I was under the impression that combiners are just like reducers that act on the local map task, That is it aggregates the results of individual Map task in order to reduce the network bandwidth for output transfer.
And from reading Hadoop- The definitive guide 3rd edition
, my understanding seems correct.
From chapter 2 (page 34)
Combiner Functions Many MapReduce jobs are limited by the bandwidth available on the cluster, so it pays to minimize the data transferred between map and reduce tasks. Hadoop allows the user to specify a combiner function to be run on the map output—the combiner func- tion’s output forms the input to the reduce function. Since the combiner function is an optimization, Hadoop does not provide a guarantee of how many times it will call it for a particular map output record, if at all. In other words, calling the combiner function zero, one, or many times should produce the same output from the reducer.

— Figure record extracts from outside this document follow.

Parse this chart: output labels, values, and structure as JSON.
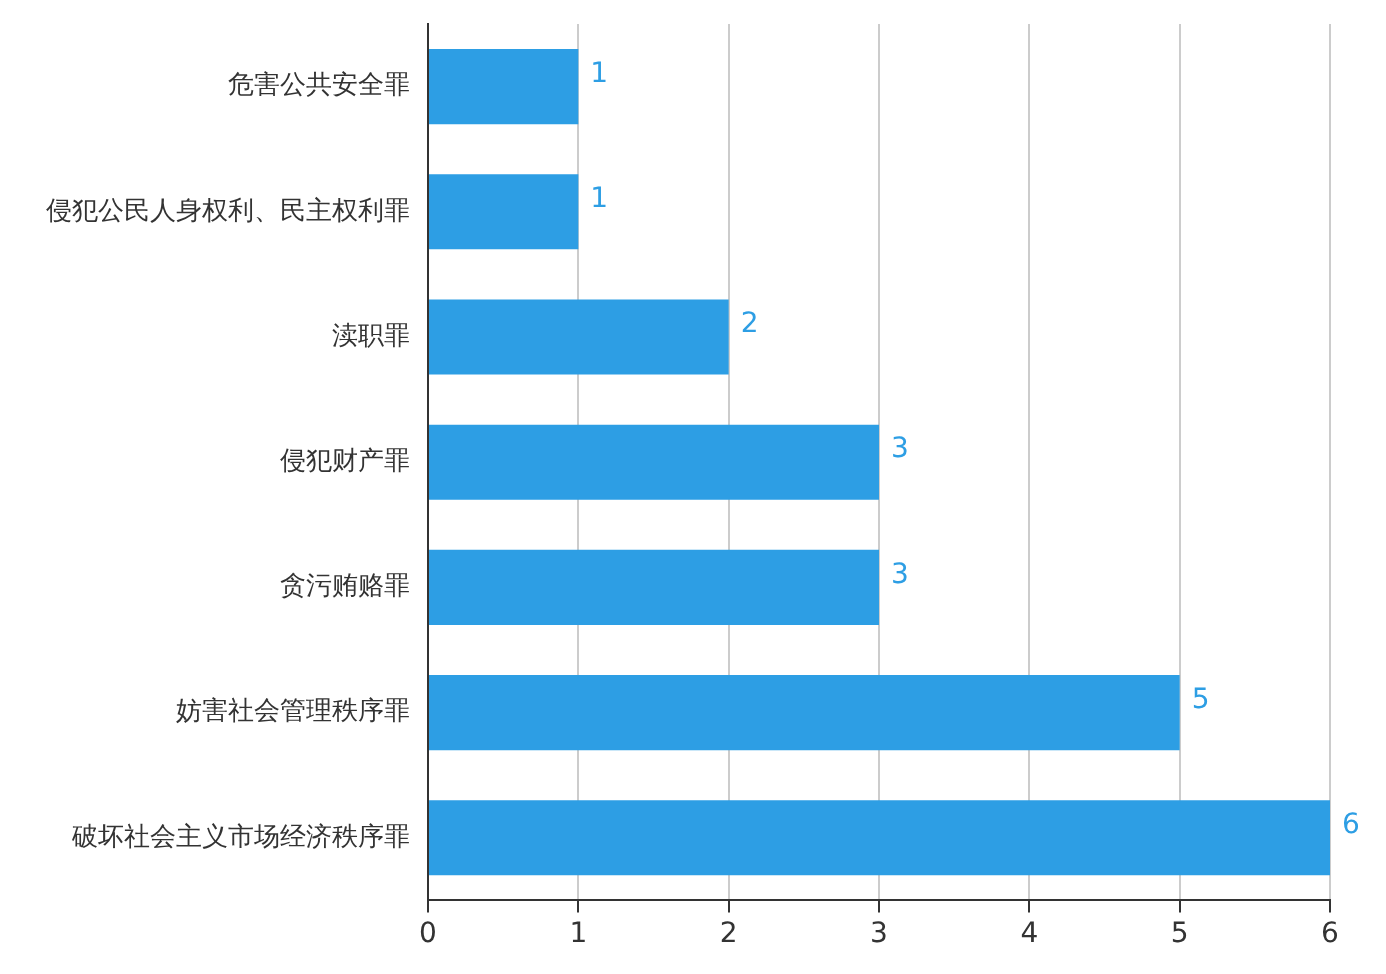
{
  "chart_data": {
    "type": "bar",
    "orientation": "horizontal",
    "categories": [
      "危害公共安全罪",
      "侵犯公民人身权利、民主权利罪",
      "渎职罪",
      "侵犯财产罪",
      "贪污贿赂罪",
      "妨害社会管理秩序罪",
      "破坏社会主义市场经济秩序罪"
    ],
    "values": [
      1,
      1,
      2,
      3,
      3,
      5,
      6
    ],
    "color": "#2d9ee4",
    "xlim": [
      0,
      6
    ],
    "xticks": [
      0,
      1,
      2,
      3,
      4,
      5,
      6
    ],
    "grid": "x",
    "data_labels": true,
    "legend": false
  }
}
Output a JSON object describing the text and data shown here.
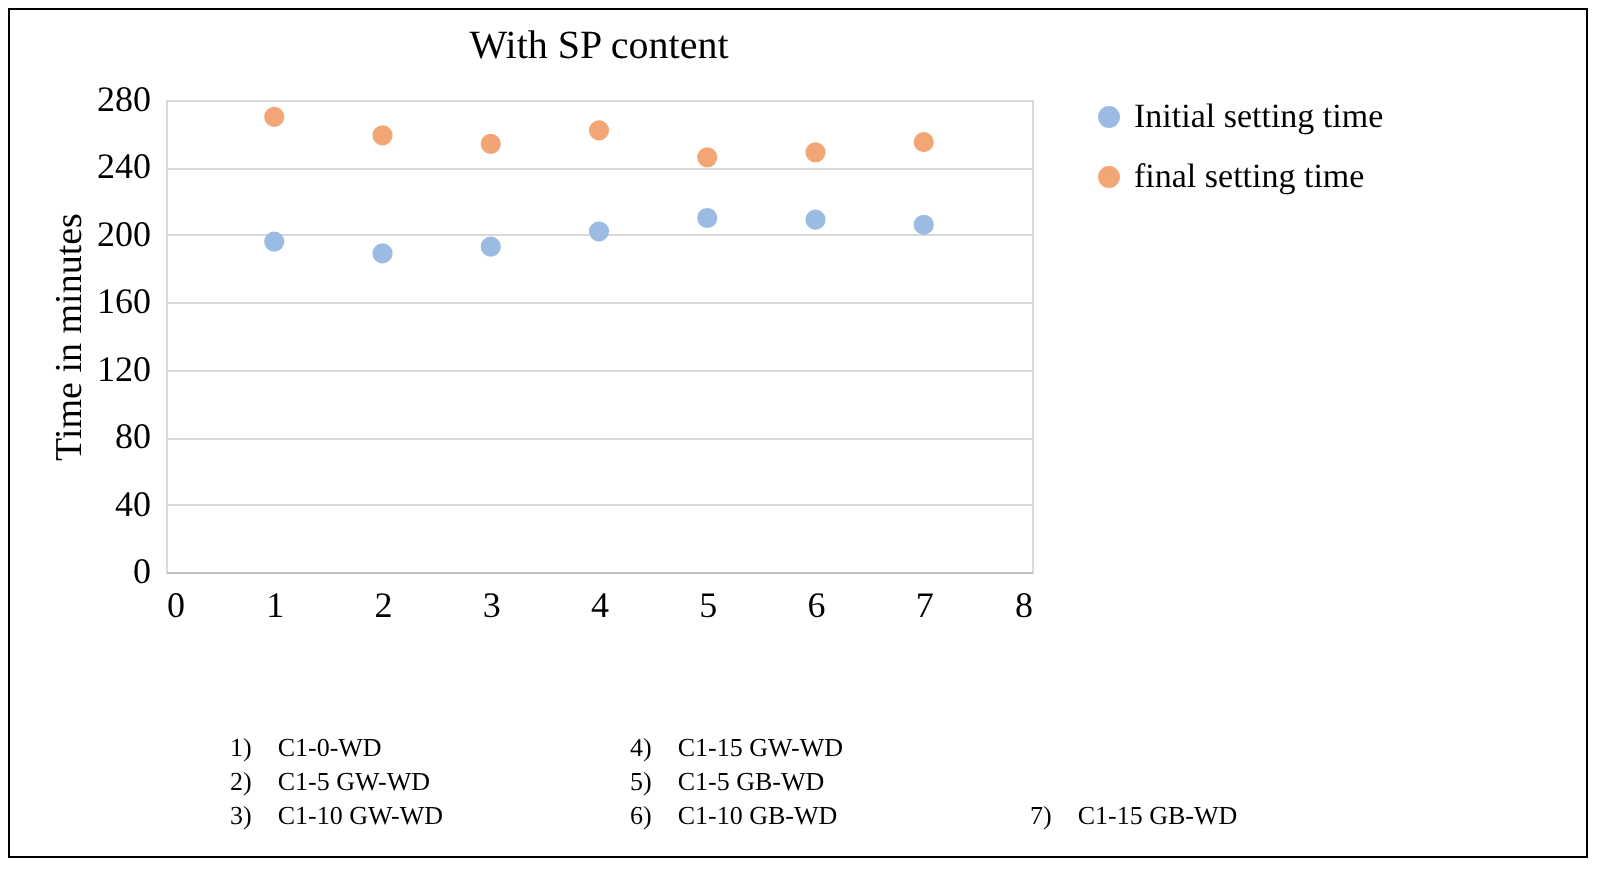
{
  "chart_data": {
    "type": "scatter",
    "title": "With SP content",
    "ylabel": "Time in minutes",
    "x": [
      1,
      2,
      3,
      4,
      5,
      6,
      7
    ],
    "series": [
      {
        "name": "Initial setting time",
        "color": "#9bbbe3",
        "values": [
          196,
          189,
          193,
          202,
          210,
          209,
          206
        ]
      },
      {
        "name": "final setting time",
        "color": "#f2a675",
        "values": [
          270,
          259,
          254,
          262,
          246,
          249,
          255
        ]
      }
    ],
    "xlim": [
      0,
      8
    ],
    "xticks": [
      0,
      1,
      2,
      3,
      4,
      5,
      6,
      7,
      8
    ],
    "ylim": [
      0,
      280
    ],
    "yticks": [
      0,
      40,
      80,
      120,
      160,
      200,
      240,
      280
    ],
    "grid": "y",
    "legend": "right",
    "marker": "circle",
    "annotations": [
      "1) C1-0-WD",
      "2) C1-5 GW-WD",
      "3) C1-10 GW-WD",
      "4) C1-15 GW-WD",
      "5) C1-5 GB-WD",
      "6) C1-10 GB-WD",
      "7) C1-15 GB-WD"
    ]
  }
}
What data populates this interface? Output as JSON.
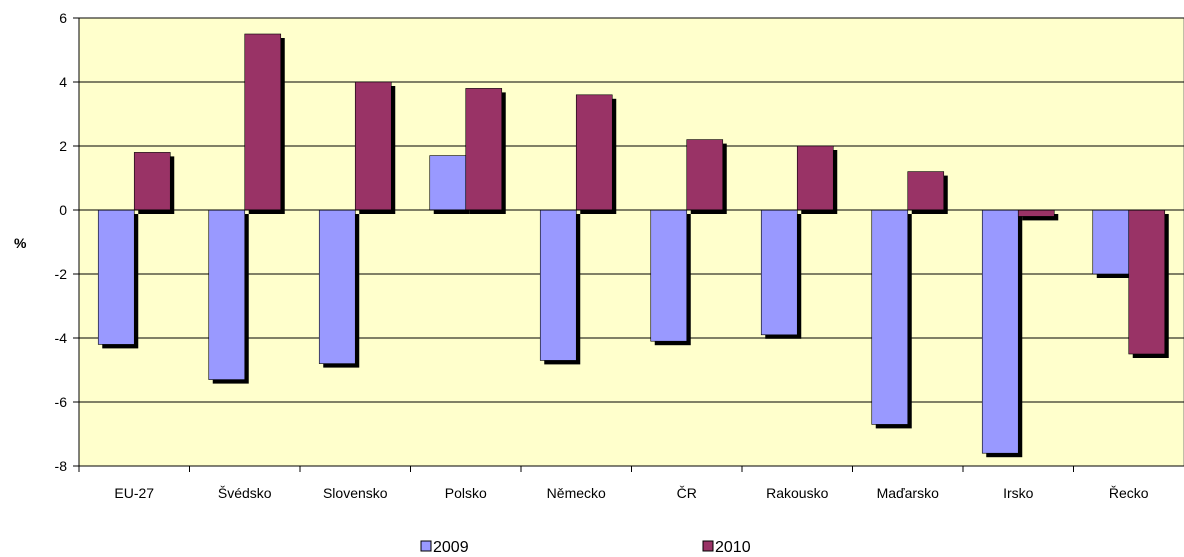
{
  "chart_data": {
    "type": "bar",
    "title": "",
    "xlabel": "",
    "ylabel": "%",
    "ylim": [
      -8,
      6
    ],
    "yticks": [
      6,
      4,
      2,
      0,
      -2,
      -4,
      -6,
      -8
    ],
    "grid": true,
    "legend_position": "bottom",
    "categories": [
      "EU-27",
      "Švédsko",
      "Slovensko",
      "Polsko",
      "Německo",
      "ČR",
      "Rakousko",
      "Maďarsko",
      "Irsko",
      "Řecko"
    ],
    "series": [
      {
        "name": "2009",
        "color": "#9999ff",
        "values": [
          -4.2,
          -5.3,
          -4.8,
          1.7,
          -4.7,
          -4.1,
          -3.9,
          -6.7,
          -7.6,
          -2.0
        ]
      },
      {
        "name": "2010",
        "color": "#993366",
        "values": [
          1.8,
          5.5,
          4.0,
          3.8,
          3.6,
          2.2,
          2.0,
          1.2,
          -0.2,
          -4.5
        ]
      }
    ],
    "plot_background": "#ffffcc"
  }
}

So I tried the following on the wordcount problem:
job.setMapperClass(mapperClass);
job.setCombinerClass(reduceClass);
job.setNumReduceTasks(0);
Here is the counters:
14/07/18 10:40:15 INFO mapred.JobClient: Counters: 10
14/07/18 10:40:15 INFO mapred.JobClient: File System Counters
14/07/18 10:40:15 INFO mapred.JobClient: FILE: Number of bytes read=293
14/07/18 10:40:15 INFO mapred.JobClient: FILE: Number of bytes written=75964
14/07/18 10:40:15 INFO mapred.JobClient: FILE: Number of read operations=0
14/07/18 10:40:15 INFO mapred.JobClient: FILE: Number of large read operations=0
14/07/18 10:40:15 INFO mapred.JobClient: FILE: Number of write operations=0
14/07/18 10:40:15 INFO mapred.JobClient: Map-Reduce Framework
14/07/18 10:40:15 INFO mapred.JobClient: Map input records=7
14/07/18 10:40:15 INFO mapred.JobClient: Map output records=16
14/07/18 10:40:15 INFO mapred.JobClient: Input split bytes=125
14/07/18 10:40:15 INFO mapred.JobClient: Spilled Records=0
14/07/18 10:40:15 INFO mapred.JobClient: Total committed heap usage (bytes)=85000192
and here is part-m-00000
:
hello 1
world 1
Hadoop 1
programming 1
mapreduce 1
wordcount 1
lets 1
see 1
if 1
this 1
works 1
12345678 1
hello 1
world 1
mapreduce 1
wordcount 1
so clearly no combiner is applied. I understand that Hadoop does not guarantee if a combiner will be called at all. But when I turn on the reduce phase, the combiner gets called.
WHY IS THIS BEHAVIOR?
Now when I read chapter 6 (page 208) on how MapReduce works
. I see this paragraph described in the Reduce side
.
The map outputs are copied to the reduce task JVM’s memory if they are small enough (the buffer’s size is controlled by mapred.job.shuffle.input.buffer.percent, which specifies the proportion of the heap to use for this purpose); otherwise, they are copied to disk. When the in-memory buffer reaches a threshold size (controlled by mapred.job.shuffle.merge.percent), or reaches a threshold number of map outputs (mapred.inmem.merge.threshold), it is merged and spilled to disk. If a combiner is specified it will be run during the merge to reduce the amount of data written to disk.
My inferences from this paragraph are : 1) Combiner is ALSO run during the reduce phase.